After all, it wasn’t as if I needed it to buy Xin a house, or to follow through with my other mad plans. At one time all those funds had been specifically to help fund my venture to Mars behind her on a corporate ticket.

The three of us got into Liz’s car and drove to our parents. No, parent, singular. Those days of thinking of our home, for Xin and I, had taken months to get around. Words like our, our parents, only applied when the other party was still alive.

My mom, Sharee, looked torn up. She wore fairly decent clothes, in preparation for going out. I remained in my work suit and felt out of place. Neither my sister or I had really reached mom’s height or complexion.

“Thanks for coming,” Sharee said. Her voice sounded so frail and small. As always it struck me just how weird the world was when we stood eye-to-eye. Part of me would never be more than three feet tall looking at her.

“Of course. How are you holding up?” I asked while studying her.

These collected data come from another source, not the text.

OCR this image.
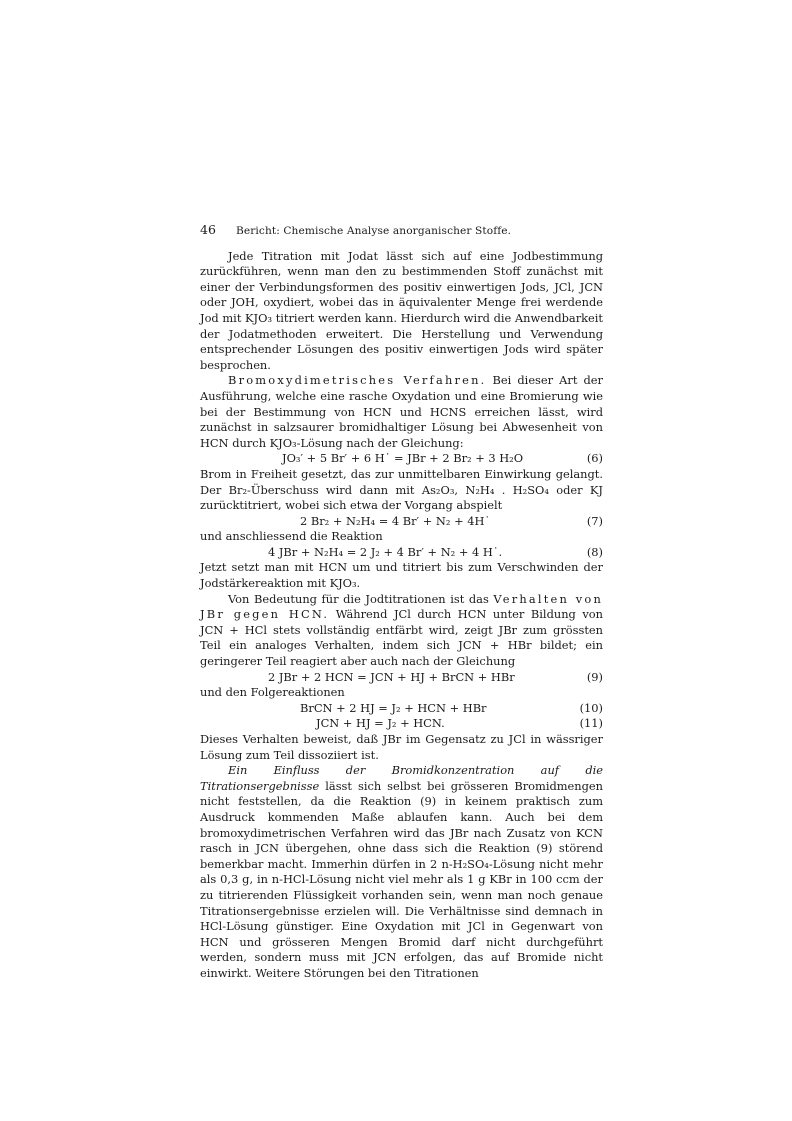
46	Bericht: Chemische Analyse anorganischer Stoffe.

Jede Titration mit Jodat lässt sich auf eine Jodbestimmung zurückführen, wenn man den zu bestimmenden Stoff zunächst mit einer der Verbindungsformen des positiv einwertigen Jods, JCl, JCN oder JOH, oxydiert, wobei das in äquivalenter Menge frei werdende Jod mit KJO₃ titriert werden kann. Hierdurch wird die Anwendbarkeit der Jodatmethoden erweitert. Die Herstellung und Verwendung entsprechender Lösungen des positiv einwertigen Jods wird später besprochen.

Bromoxydimetrisches Verfahren. Bei dieser Art der Ausführung, welche eine rasche Oxydation und eine Bromierung wie bei der Bestimmung von HCN und HCNS erreichen lässt, wird zunächst in salzsaurer bromidhaltiger Lösung bei Abwesenheit von HCN durch KJO₃-Lösung nach der Gleichung:

JO₃′ + 5 Br′ + 6 H˙ = JBr + 2 Br₂ + 3 H₂O	(6)

Brom in Freiheit gesetzt, das zur unmittelbaren Einwirkung gelangt. Der Br₂-Überschuss wird dann mit As₂O₃, N₂H₄ . H₂SO₄ oder KJ zurücktitriert, wobei sich etwa der Vorgang abspielt

2 Br₂ + N₂H₄ = 4 Br′ + N₂ + 4H˙	(7)

und anschliessend die Reaktion

4 JBr + N₂H₄ = 2 J₂ + 4 Br′ + N₂ + 4 H˙.	(8)

Jetzt setzt man mit HCN um und titriert bis zum Verschwinden der Jodstärkereaktion mit KJO₃.

Von Bedeutung für die Jodtitrationen ist das Verhalten von JBr gegen HCN. Während JCl durch HCN unter Bildung von JCN + HCl stets vollständig entfärbt wird, zeigt JBr zum grössten Teil ein analoges Verhalten, indem sich JCN + HBr bildet; ein geringerer Teil reagiert aber auch nach der Gleichung

2 JBr + 2 HCN = JCN + HJ + BrCN + HBr	(9)

und den Folgereaktionen

BrCN + 2 HJ = J₂ + HCN + HBr	(10)
JCN + HJ = J₂ + HCN.	(11)

Dieses Verhalten beweist, daß JBr im Gegensatz zu JCl in wässriger Lösung zum Teil dissoziiert ist.

Ein Einfluss der Bromidkonzentration auf die Titrationsergebnisse lässt sich selbst bei grösseren Bromidmengen nicht feststellen, da die Reaktion (9) in keinem praktisch zum Ausdruck kommenden Maße ablaufen kann. Auch bei dem bromoxydimetrischen Verfahren wird das JBr nach Zusatz von KCN rasch in JCN übergehen, ohne dass sich die Reaktion (9) störend bemerkbar macht. Immerhin dürfen in 2 n-H₂SO₄-Lösung nicht mehr als 0,3 g, in n-HCl-Lösung nicht viel mehr als 1 g KBr in 100 ccm der zu titrierenden Flüssigkeit vorhanden sein, wenn man noch genaue Titrationsergebnisse erzielen will. Die Verhältnisse sind demnach in HCl-Lösung günstiger. Eine Oxydation mit JCl in Gegenwart von HCN und grösseren Mengen Bromid darf nicht durchgeführt werden, sondern muss mit JCN erfolgen, das auf Bromide nicht einwirkt. Weitere Störungen bei den Titrationen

Gray hairs littered her head. There was a tired expression and a tremor to one arm as it held her purse. Time was going by in awkward blurs. I felt as though this was happening to someone else. There was no room for the happy version of me in these events.

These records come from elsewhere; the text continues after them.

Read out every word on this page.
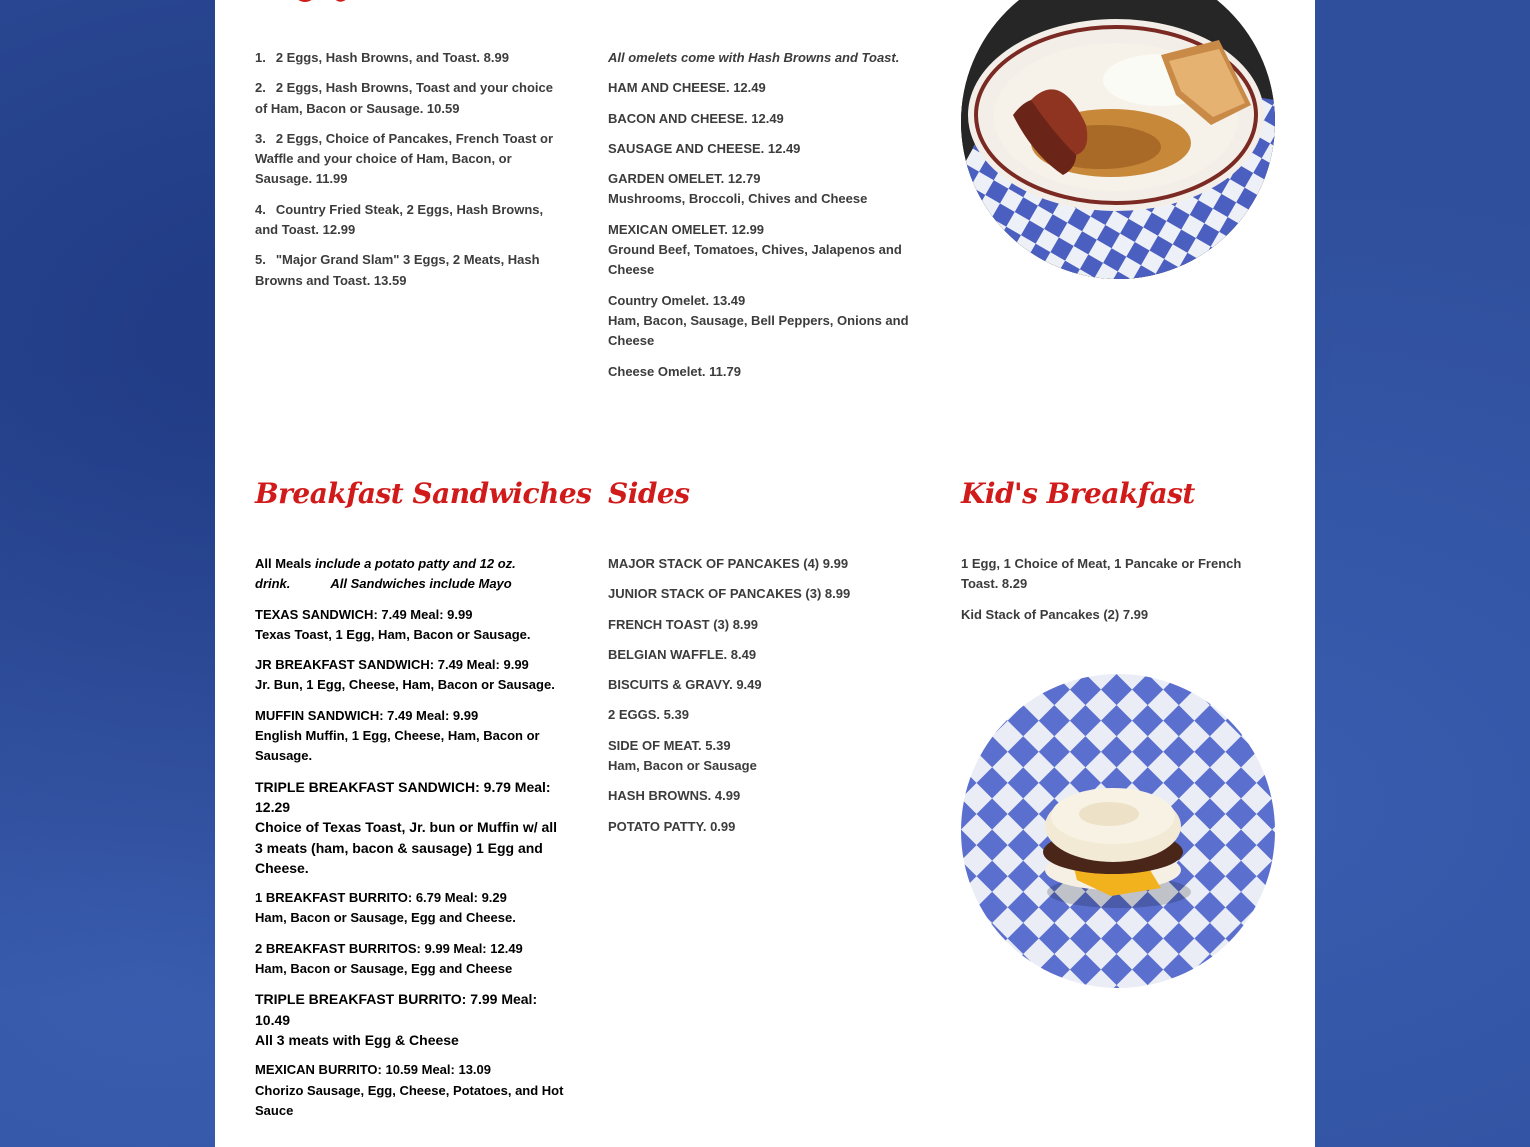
1. 2 Eggs, Hash Browns, and Toast. 8.99

2. 2 Eggs, Hash Browns, Toast and your choice of Ham, Bacon or Sausage. 10.59

3. 2 Eggs, Choice of Pancakes, French Toast or Waffle and your choice of Ham, Bacon, or Sausage. 11.99

4. Country Fried Steak, 2 Eggs, Hash Browns, and Toast. 12.99

5. "Major Grand Slam" 3 Eggs, 2 Meats, Hash Browns and Toast. 13.59

All omelets come with Hash Browns and Toast.

HAM AND CHEESE. 12.49

BACON AND CHEESE. 12.49

SAUSAGE AND CHEESE. 12.49

GARDEN OMELET. 12.79
Mushrooms, Broccoli, Chives and Cheese

MEXICAN OMELET. 12.99
Ground Beef, Tomatoes, Chives, Jalapenos and Cheese

Country Omelet. 13.49
Ham, Bacon, Sausage, Bell Peppers, Onions and Cheese

Cheese Omelet. 11.79

Breakfast Sandwiches Sides	Kid's Breakfast

All Meals include a potato patty and 12 oz. drink.	All Sandwiches include Mayo

TEXAS SANDWICH: 7.49 Meal: 9.99
Texas Toast, 1 Egg, Ham, Bacon or Sausage.

JR BREAKFAST SANDWICH: 7.49 Meal: 9.99
Jr. Bun, 1 Egg, Cheese, Ham, Bacon or Sausage.

MUFFIN SANDWICH: 7.49 Meal: 9.99
English Muffin, 1 Egg, Cheese, Ham, Bacon or Sausage.

TRIPLE BREAKFAST SANDWICH: 9.79 Meal: 12.29
Choice of Texas Toast, Jr. bun or Muffin w/ all 3 meats (ham, bacon & sausage) 1 Egg and Cheese.

1 BREAKFAST BURRITO: 6.79 Meal: 9.29
Ham, Bacon or Sausage, Egg and Cheese.

2 BREAKFAST BURRITOS: 9.99 Meal: 12.49
Ham, Bacon or Sausage, Egg and Cheese

TRIPLE BREAKFAST BURRITO: 7.99 Meal: 10.49
All 3 meats with Egg & Cheese

MEXICAN BURRITO: 10.59 Meal: 13.09
Chorizo Sausage, Egg, Cheese, Potatoes, and Hot Sauce

MAJOR STACK OF PANCAKES (4) 9.99

JUNIOR STACK OF PANCAKES (3) 8.99

FRENCH TOAST (3) 8.99

BELGIAN WAFFLE. 8.49

BISCUITS & GRAVY. 9.49

2 EGGS. 5.39

SIDE OF MEAT. 5.39
Ham, Bacon or Sausage

HASH BROWNS. 4.99

POTATO PATTY. 0.99

1 Egg, 1 Choice of Meat, 1 Pancake or French Toast. 8.29

Kid Stack of Pancakes (2) 7.99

“Terrible. Just terrible. Your father is such an asshole for doing this to me.” Mom shook her head. There was a draw her shoulders that spoke of intense stress. “He couldn’t just go see a doctor, or remember his own pills.”

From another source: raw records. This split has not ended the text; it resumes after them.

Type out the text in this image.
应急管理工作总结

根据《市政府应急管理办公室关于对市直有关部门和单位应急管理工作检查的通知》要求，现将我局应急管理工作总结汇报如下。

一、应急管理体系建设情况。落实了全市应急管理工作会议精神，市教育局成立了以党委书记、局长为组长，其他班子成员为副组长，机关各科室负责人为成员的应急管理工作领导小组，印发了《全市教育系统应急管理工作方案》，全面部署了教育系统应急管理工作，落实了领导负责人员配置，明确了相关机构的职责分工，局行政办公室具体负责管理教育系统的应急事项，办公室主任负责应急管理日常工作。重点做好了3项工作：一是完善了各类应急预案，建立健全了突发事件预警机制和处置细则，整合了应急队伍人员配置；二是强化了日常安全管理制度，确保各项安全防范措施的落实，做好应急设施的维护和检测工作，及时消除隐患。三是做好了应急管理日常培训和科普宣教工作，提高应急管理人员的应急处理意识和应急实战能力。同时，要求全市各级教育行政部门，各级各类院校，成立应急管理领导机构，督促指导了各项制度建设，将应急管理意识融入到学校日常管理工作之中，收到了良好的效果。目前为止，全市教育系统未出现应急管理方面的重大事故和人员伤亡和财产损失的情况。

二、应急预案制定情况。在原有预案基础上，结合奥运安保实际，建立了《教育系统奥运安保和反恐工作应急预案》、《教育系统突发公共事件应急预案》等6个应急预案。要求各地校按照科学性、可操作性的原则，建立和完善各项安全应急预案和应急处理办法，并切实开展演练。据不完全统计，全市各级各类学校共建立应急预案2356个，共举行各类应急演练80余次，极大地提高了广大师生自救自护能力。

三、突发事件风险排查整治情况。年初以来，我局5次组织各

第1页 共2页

“It’s okay, Mom,” I said and tried to sound supportive.

“It’s not, it’s not okay.” Liz sniffed behind me and pretty much summed up our situation.

My own thoughts were all scattered. Family issues were hard enough. I couldn’t even look at dad’s body when we made it to the morgue an hour later. I knew, I knew with a sinking feeling that made me zone out, exactly how it would appear. Lifeless, soulless, devoid of all the things gave a human that spark of awareness. It would be a melted puppet version of the man that I knew. In the same way that Xin’s body had been a destroyed and broken version of the love of my life. In the same way that our child together had amounted to nothing more than a few more ashes in the cremation remains.

We talked a few times during the entire process. I knew words were coming out of my mouth in response to the others. What they were escaped me. Paperwork, money, promises to pay it all back once the accounts were settled. Mom wanted to check the house, too much of it had been left in dad’s control.

All I could do was be there for my family. Between us we talked and settled some paperwork. I stayed behind to pay the bills when no one looked, and my family wasn’t in a state to ask. It was odd how mechanical everyone acted about the situation. At some point mom looked at me and smiled.

“Go home take care of yourselves. I’m going to catch a cab home after I make a few calls.” She tried to be upbeat but was falling apart.

“I’ll stay with you if you want,” my niece, Beth, offered.

“If you want to, sweetie,” Sharee said. “But I’ll be okay.”

“Are you sure, Mom?” Liz asked. “Beth’s all caught up on her coursework, a day or two is fine.”

“Of course. You’ve done all you can, the rest takes time.” Her face twisted slightly. Both eyes wavered and a cheek drooped. The oldest remaining Legate was not in good shape.

“We’ll at least wait for you, and take you home,” Liz said trying to remain calm.

“Just go!” Mom actually shook while yelling. It set us all back a few feet. “Get out of here!”

“You two wait for mom, and I’ll call my van over. It shouldn’t take long.” The funeral home and Liz’s house were fairly close together in the grand scheme of things. It had mostly been us talking and trying to get ideas sorted before meeting with mom, who lived just a town over from my sister.

Beth nodded then went after Sharee. Everyone looked worn and I wasn’t even sure what had happened. Part of me felt along for the ride. Liz and I moved out much slower, and near the front door, my sister asked the bombshell I had been afraid of.

“Grant, could, dad be, like Xin?” she asked.

I shook my head then said, “Probably not? I’m not even sure how Xin is like Xin.” There were lots of possible reasons, but William Carver hadn’t achieved the same sort of status, and he spent years in Continue Online. There had to be other factors, plus dad only used his ARC for movies or vacation programs. Had, used his ARC.